Sifat barang, uang, dan jasa yang diberikan kepada orang yang baru melahirkan tersebut layaknya nyumbang pada saat hajatan pernikahan berlangsung. Nyumbang adalah memberi sumbangan kepada orang yang memilik hajatan/selamatan baik perkawinan, khitanan/sunatan, kelahiran, dan lain sebagainya (Lestari 2014:34). Peristiwa nyumbang pada hajatan kelahiran ini terdiri atas dua kejadian. Pertama penerima sumbangan yaitu orang yang memiliki hajatan melahirkan dan kedua pemberi sumbangan yaitu ibu-ibu yang memberikan uang,barang, atau jasa.

Sumbangan yang diberikan tersebut sebenarnya memiliki tujuan untuk membantu meringankan beban keluarga yang memiliki hajatan dalam hal kelahiran anak, sehingga dalam sumbangan terdapat unsur tolong-menolong. Contohnya: seharusnya pihak keluarga membeli telur sebanyak 10kg untuk selametan, akan tetapi dengan diterimanya sumbangan berupa telur sebanyak 5kg dari orang lain, beban membeli telur tersebut menjadi ringan 5kg dan akhirnya membeli telur 5kg.
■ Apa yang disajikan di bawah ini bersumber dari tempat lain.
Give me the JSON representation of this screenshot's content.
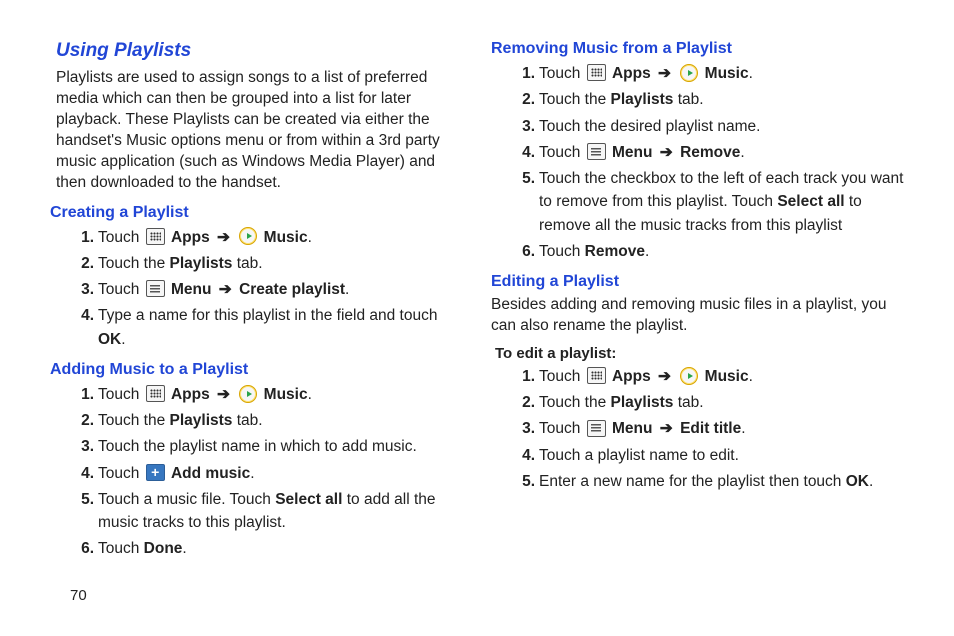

Selain itu, sumbangan ini juga mempererat ikatan solidaritas sesama anggota masyarakat.

Sumbang-menyumbang yang terjadi pada hajatan melahirkan di masyarakat Desa Sitiadi juga menimbulkan kewajiban membalas dalam kehidupan masyarakat yang disebut resiprositas yaitu pertukaran timbal balik antar individu atau antar kelompok (Sairin,dkk 2002:43). Resiprositas ini memiliki jangka waktu yang panjang karena waktunya lebih dari satu tahun. Hal ini dapat dilihat dari kewajiban atau hutang yang harus dikembalikan oleh keluarga yang memiliki hajatan kepada pemberi sumbangan di waktu yang akan datang ketika si pemberi mengadakan hajatan yang sama (kelahiran).
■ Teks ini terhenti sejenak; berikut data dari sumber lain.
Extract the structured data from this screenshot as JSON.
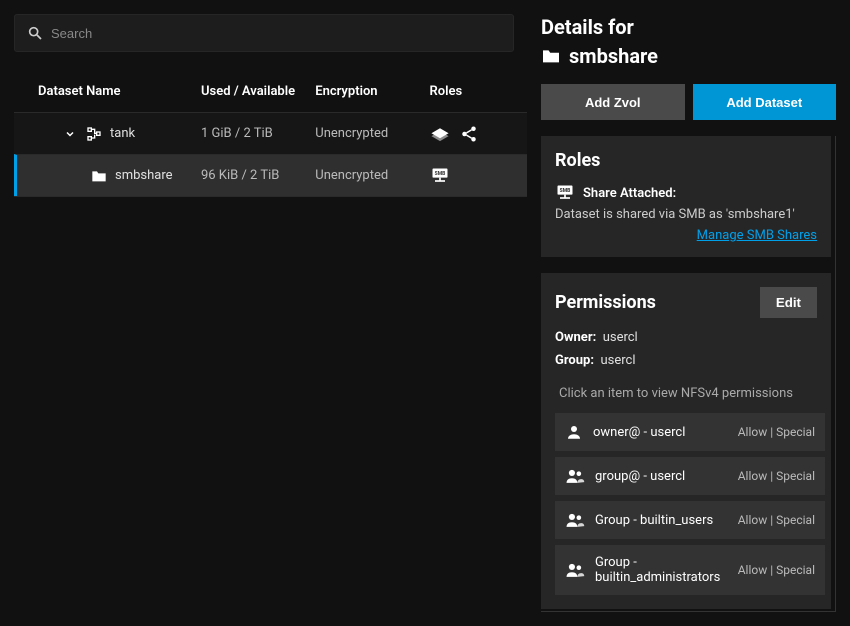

Sumbang-menyembang tersebut dikatakan sebagai kewajiban atau hutang yang harus dibayar karena sumbangan tersebut berupa pinjaman dari orang yang memberikan. Sedangkan, bagi yang memberikan sumbangan dianggap sebagai tabungan di masa depan yang akan diterima ketika memiliki hajatan kelahiran. Selain itu, sumbangan juga dianggap sebagai upaya untuk mengatasi kebutuhan-kebutuhan yang akan muncul di kemudia hari oleh pemberi sumbangan (Sakirin, dkk 2002:60). Apabila ibu yang memberikan sumbangan masih muda, maka keluarga yang memiliki hajatan mengembalikannya pada saat ibu tersebut memiliki anak lagi. Namun, apabila ibu yang memberikan sumbangan sudah tua dan tidak memungkinkan mempunyai anak lagi, maka akan dikembalikan ketika menantu atau anaknya memiliki anak.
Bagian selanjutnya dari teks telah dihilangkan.